# /\/ Shami goats New pictures /\/



## Naef hajaya (Nov 20, 2012)




----------



## elevan (Nov 20, 2012)

Thanks for sharing pics of a goat that many of our members haven't seen before.


----------



## Roll farms (Nov 20, 2012)

Even I can't bring myself to want one of those....facsincating to see, but....between the udders and the bite....nope...can't do it.

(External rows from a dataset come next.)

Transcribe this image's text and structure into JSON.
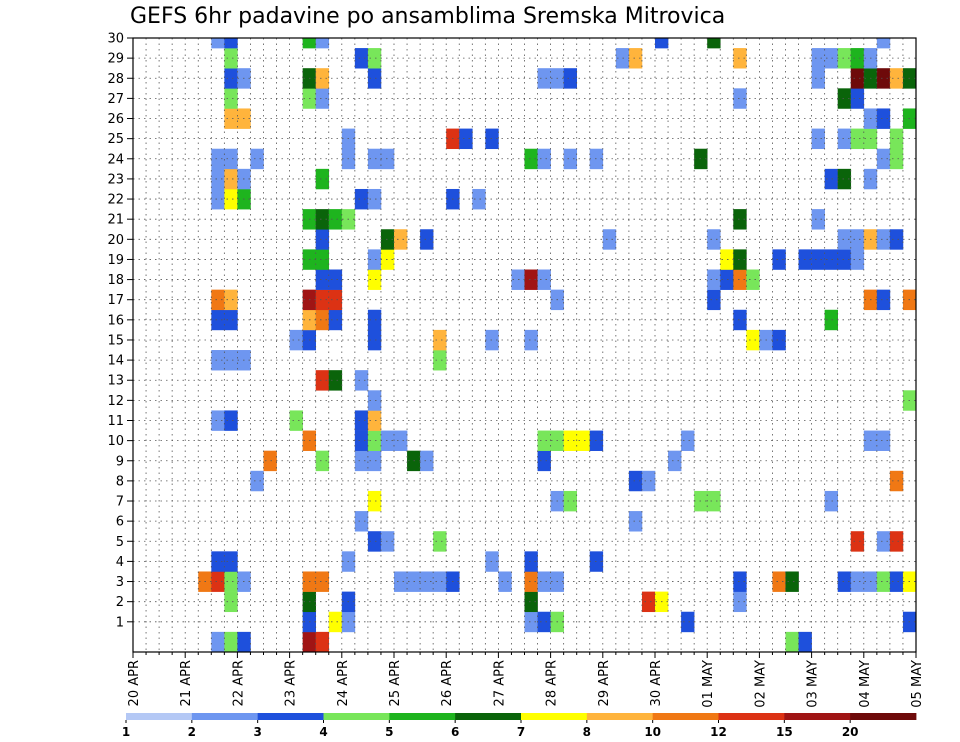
{
  "chart_data": {
    "type": "heatmap",
    "title": "GEFS 6hr padavine po ansamblima Sremska Mitrovica",
    "xlabel": "",
    "ylabel": "",
    "y_ticks": [
      1,
      2,
      3,
      4,
      5,
      6,
      7,
      8,
      9,
      10,
      11,
      12,
      13,
      14,
      15,
      16,
      17,
      18,
      19,
      20,
      21,
      22,
      23,
      24,
      25,
      26,
      27,
      28,
      29,
      30
    ],
    "x_ticks": [
      "20 APR",
      "21 APR",
      "22 APR",
      "23 APR",
      "24 APR",
      "25 APR",
      "26 APR",
      "27 APR",
      "28 APR",
      "29 APR",
      "30 APR",
      "01 MAY",
      "02 MAY",
      "03 MAY",
      "04 MAY",
      "05 MAY"
    ],
    "x_range_steps": [
      0,
      60
    ],
    "y_range_members": [
      0,
      30
    ],
    "grid": "dotted",
    "legend_levels": [
      "1",
      "2",
      "3",
      "4",
      "5",
      "6",
      "7",
      "8",
      "10",
      "12",
      "15",
      "20"
    ],
    "legend_colors": [
      "#b4c8f5",
      "#6e96f0",
      "#1e50dc",
      "#78e65a",
      "#1eb41e",
      "#0a640a",
      "#ffff00",
      "#ffb43c",
      "#f07814",
      "#dc3214",
      "#a01414",
      "#6e0a0a"
    ],
    "cells": [
      [
        6,
        0,
        1
      ],
      [
        7,
        0,
        3
      ],
      [
        8,
        0,
        2
      ],
      [
        13,
        0,
        10
      ],
      [
        14,
        0,
        9
      ],
      [
        50,
        0,
        3
      ],
      [
        51,
        0,
        2
      ],
      [
        13,
        1,
        2
      ],
      [
        15,
        1,
        6
      ],
      [
        16,
        1,
        1
      ],
      [
        30,
        1,
        1
      ],
      [
        31,
        1,
        2
      ],
      [
        32,
        1,
        3
      ],
      [
        42,
        1,
        2
      ],
      [
        59,
        1,
        2
      ],
      [
        7,
        2,
        3
      ],
      [
        13,
        2,
        5
      ],
      [
        16,
        2,
        2
      ],
      [
        30,
        2,
        5
      ],
      [
        39,
        2,
        9
      ],
      [
        40,
        2,
        6
      ],
      [
        46,
        2,
        1
      ],
      [
        5,
        3,
        8
      ],
      [
        6,
        3,
        9
      ],
      [
        7,
        3,
        3
      ],
      [
        8,
        3,
        1
      ],
      [
        13,
        3,
        8
      ],
      [
        14,
        3,
        8
      ],
      [
        20,
        3,
        1
      ],
      [
        21,
        3,
        1
      ],
      [
        22,
        3,
        1
      ],
      [
        23,
        3,
        1
      ],
      [
        24,
        3,
        2
      ],
      [
        28,
        3,
        1
      ],
      [
        30,
        3,
        8
      ],
      [
        31,
        3,
        1
      ],
      [
        32,
        3,
        1
      ],
      [
        46,
        3,
        2
      ],
      [
        49,
        3,
        8
      ],
      [
        50,
        3,
        5
      ],
      [
        54,
        3,
        2
      ],
      [
        55,
        3,
        1
      ],
      [
        56,
        3,
        1
      ],
      [
        57,
        3,
        3
      ],
      [
        58,
        3,
        2
      ],
      [
        59,
        3,
        6
      ],
      [
        6,
        4,
        2
      ],
      [
        7,
        4,
        2
      ],
      [
        16,
        4,
        1
      ],
      [
        27,
        4,
        1
      ],
      [
        30,
        4,
        2
      ],
      [
        35,
        4,
        2
      ],
      [
        18,
        5,
        2
      ],
      [
        19,
        5,
        1
      ],
      [
        23,
        5,
        3
      ],
      [
        55,
        5,
        9
      ],
      [
        57,
        5,
        1
      ],
      [
        58,
        5,
        9
      ],
      [
        17,
        6,
        1
      ],
      [
        38,
        6,
        1
      ],
      [
        18,
        7,
        6
      ],
      [
        32,
        7,
        1
      ],
      [
        33,
        7,
        3
      ],
      [
        43,
        7,
        3
      ],
      [
        44,
        7,
        3
      ],
      [
        53,
        7,
        1
      ],
      [
        9,
        8,
        1
      ],
      [
        38,
        8,
        2
      ],
      [
        39,
        8,
        1
      ],
      [
        58,
        8,
        8
      ],
      [
        10,
        9,
        8
      ],
      [
        14,
        9,
        3
      ],
      [
        17,
        9,
        1
      ],
      [
        18,
        9,
        1
      ],
      [
        21,
        9,
        5
      ],
      [
        22,
        9,
        1
      ],
      [
        31,
        9,
        2
      ],
      [
        41,
        9,
        1
      ],
      [
        13,
        10,
        8
      ],
      [
        17,
        10,
        2
      ],
      [
        18,
        10,
        3
      ],
      [
        19,
        10,
        1
      ],
      [
        20,
        10,
        1
      ],
      [
        31,
        10,
        3
      ],
      [
        32,
        10,
        3
      ],
      [
        33,
        10,
        6
      ],
      [
        34,
        10,
        6
      ],
      [
        35,
        10,
        2
      ],
      [
        42,
        10,
        1
      ],
      [
        56,
        10,
        1
      ],
      [
        57,
        10,
        1
      ],
      [
        6,
        11,
        1
      ],
      [
        7,
        11,
        2
      ],
      [
        12,
        11,
        3
      ],
      [
        17,
        11,
        2
      ],
      [
        18,
        11,
        7
      ],
      [
        18,
        12,
        1
      ],
      [
        59,
        12,
        3
      ],
      [
        14,
        13,
        9
      ],
      [
        15,
        13,
        5
      ],
      [
        17,
        13,
        1
      ],
      [
        6,
        14,
        1
      ],
      [
        7,
        14,
        1
      ],
      [
        8,
        14,
        1
      ],
      [
        23,
        14,
        3
      ],
      [
        12,
        15,
        1
      ],
      [
        13,
        15,
        2
      ],
      [
        18,
        15,
        2
      ],
      [
        23,
        15,
        7
      ],
      [
        27,
        15,
        1
      ],
      [
        30,
        15,
        1
      ],
      [
        47,
        15,
        6
      ],
      [
        48,
        15,
        1
      ],
      [
        49,
        15,
        2
      ],
      [
        6,
        16,
        2
      ],
      [
        7,
        16,
        2
      ],
      [
        13,
        16,
        7
      ],
      [
        14,
        16,
        8
      ],
      [
        15,
        16,
        2
      ],
      [
        18,
        16,
        2
      ],
      [
        46,
        16,
        2
      ],
      [
        53,
        16,
        4
      ],
      [
        6,
        17,
        8
      ],
      [
        7,
        17,
        7
      ],
      [
        13,
        17,
        10
      ],
      [
        14,
        17,
        9
      ],
      [
        15,
        17,
        9
      ],
      [
        32,
        17,
        1
      ],
      [
        44,
        17,
        2
      ],
      [
        56,
        17,
        8
      ],
      [
        57,
        17,
        2
      ],
      [
        59,
        17,
        8
      ],
      [
        14,
        18,
        2
      ],
      [
        15,
        18,
        2
      ],
      [
        18,
        18,
        6
      ],
      [
        29,
        18,
        1
      ],
      [
        30,
        18,
        10
      ],
      [
        31,
        18,
        1
      ],
      [
        44,
        18,
        1
      ],
      [
        45,
        18,
        2
      ],
      [
        46,
        18,
        8
      ],
      [
        47,
        18,
        3
      ],
      [
        13,
        19,
        4
      ],
      [
        14,
        19,
        4
      ],
      [
        18,
        19,
        1
      ],
      [
        19,
        19,
        6
      ],
      [
        45,
        19,
        6
      ],
      [
        46,
        19,
        5
      ],
      [
        49,
        19,
        2
      ],
      [
        51,
        19,
        2
      ],
      [
        52,
        19,
        2
      ],
      [
        53,
        19,
        2
      ],
      [
        54,
        19,
        2
      ],
      [
        55,
        19,
        1
      ],
      [
        14,
        20,
        2
      ],
      [
        19,
        20,
        5
      ],
      [
        20,
        20,
        7
      ],
      [
        22,
        20,
        2
      ],
      [
        36,
        20,
        1
      ],
      [
        44,
        20,
        1
      ],
      [
        54,
        20,
        1
      ],
      [
        55,
        20,
        1
      ],
      [
        56,
        20,
        7
      ],
      [
        57,
        20,
        1
      ],
      [
        58,
        20,
        2
      ],
      [
        13,
        21,
        4
      ],
      [
        14,
        21,
        5
      ],
      [
        15,
        21,
        4
      ],
      [
        16,
        21,
        3
      ],
      [
        46,
        21,
        5
      ],
      [
        52,
        21,
        1
      ],
      [
        6,
        22,
        1
      ],
      [
        7,
        22,
        6
      ],
      [
        8,
        22,
        4
      ],
      [
        17,
        22,
        2
      ],
      [
        18,
        22,
        1
      ],
      [
        24,
        22,
        2
      ],
      [
        26,
        22,
        1
      ],
      [
        6,
        23,
        1
      ],
      [
        7,
        23,
        7
      ],
      [
        8,
        23,
        1
      ],
      [
        14,
        23,
        4
      ],
      [
        53,
        23,
        2
      ],
      [
        54,
        23,
        5
      ],
      [
        56,
        23,
        1
      ],
      [
        6,
        24,
        1
      ],
      [
        7,
        24,
        1
      ],
      [
        9,
        24,
        1
      ],
      [
        16,
        24,
        1
      ],
      [
        18,
        24,
        1
      ],
      [
        19,
        24,
        1
      ],
      [
        30,
        24,
        4
      ],
      [
        31,
        24,
        1
      ],
      [
        33,
        24,
        1
      ],
      [
        35,
        24,
        1
      ],
      [
        43,
        24,
        5
      ],
      [
        57,
        24,
        1
      ],
      [
        58,
        24,
        3
      ],
      [
        16,
        25,
        1
      ],
      [
        24,
        25,
        9
      ],
      [
        25,
        25,
        2
      ],
      [
        27,
        25,
        2
      ],
      [
        52,
        25,
        1
      ],
      [
        54,
        25,
        1
      ],
      [
        55,
        25,
        3
      ],
      [
        56,
        25,
        3
      ],
      [
        58,
        25,
        3
      ],
      [
        7,
        26,
        7
      ],
      [
        8,
        26,
        7
      ],
      [
        56,
        26,
        1
      ],
      [
        57,
        26,
        2
      ],
      [
        59,
        26,
        4
      ],
      [
        7,
        27,
        3
      ],
      [
        13,
        27,
        3
      ],
      [
        14,
        27,
        1
      ],
      [
        46,
        27,
        1
      ],
      [
        54,
        27,
        5
      ],
      [
        55,
        27,
        2
      ],
      [
        7,
        28,
        2
      ],
      [
        8,
        28,
        1
      ],
      [
        13,
        28,
        5
      ],
      [
        14,
        28,
        7
      ],
      [
        18,
        28,
        2
      ],
      [
        31,
        28,
        1
      ],
      [
        32,
        28,
        1
      ],
      [
        33,
        28,
        2
      ],
      [
        52,
        28,
        1
      ],
      [
        55,
        28,
        11
      ],
      [
        56,
        28,
        5
      ],
      [
        57,
        28,
        11
      ],
      [
        58,
        28,
        7
      ],
      [
        59,
        28,
        5
      ],
      [
        7,
        29,
        3
      ],
      [
        17,
        29,
        2
      ],
      [
        18,
        29,
        3
      ],
      [
        37,
        29,
        1
      ],
      [
        38,
        29,
        7
      ],
      [
        46,
        29,
        7
      ],
      [
        52,
        29,
        1
      ],
      [
        53,
        29,
        1
      ],
      [
        54,
        29,
        3
      ],
      [
        55,
        29,
        4
      ],
      [
        56,
        29,
        1
      ],
      [
        6,
        30,
        1
      ],
      [
        7,
        30,
        2
      ],
      [
        13,
        30,
        4
      ],
      [
        14,
        30,
        1
      ],
      [
        40,
        30,
        2
      ],
      [
        44,
        30,
        5
      ],
      [
        57,
        30,
        1
      ]
    ]
  }
}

Thanks for posting the pics!


----------



## ksalvagno (Nov 20, 2012)

They are certainly very interesting!


----------



## Southern by choice (Nov 20, 2012)

At first I thought they were horrid, but they are just odd enough to grow on ya! Some look kind of scary, some look sweet.


----------



## pdpo222 (Nov 20, 2012)

The Head - The most recognizable characteristic of the breed. Convex (extreme Roman-nosed) in front, with upper and lower jaws meeting squarely and correctly. Goats with long, protruding lower jaws find it more difficult to nurse and graze; animals displaying this characteristic are less acceptable. Very long ears are placed at the upper part of the skull and fall downward at the sides of the head. The head size should be in correct proportion to the body and attached to a long, highly carried neck. Too large of a head lessens the nobility of the Shami.    Those pics are the ones I think should of been culled according to their breed standard.  If I was raising them I would of culled them.


----------



## Alicia G (Nov 20, 2012)

Well by that standard I would figure they are all culls, maybe the doe could be salvageable, but other than that... But beauty is in the eye of the beholder. There are many breeds of animals that standard dictates a frame and look that breeders don't like, leading them to breed their own line of stock. Very odd goats to say the least, would like to see 'show-able' stock pics


----------



## Catahoula (Nov 20, 2012)

I like their body shape...but not too much their jaws. Interesting though. Would like to see more breeds of goats outside the US.


----------



## SheepGirl (Nov 20, 2012)

Their udder doesn't look so great for milking but it looks pretty much perfect for nursing kids!


----------



## WhiteMountainsRanch (Nov 20, 2012)

Roll farms said:
			
		

> Even I can't bring myself to want one of those....facsincating to see, but....between the udders and the bite....nope...can't do it.
> 
> Thanks for posting the pics!


*

X2!!! *


----------



## Queen Mum (Nov 21, 2012)

They kind of grow on you.   I think they have a beautiful body though.  Nice long legs and a straight topline.


----------



## GoatCrazyLady (Nov 21, 2012)

Wow  interesting indeed.


----------



## ragdollcatlady (Nov 21, 2012)

Thanks for sharing these....very interesting!


----------



## ThornyRidgeII (Nov 21, 2012)

Those would scare the bejeezus out of me if you stumbled upon one in the dark!  Frightening looking.. would love to see a newborn baby picture of one!


----------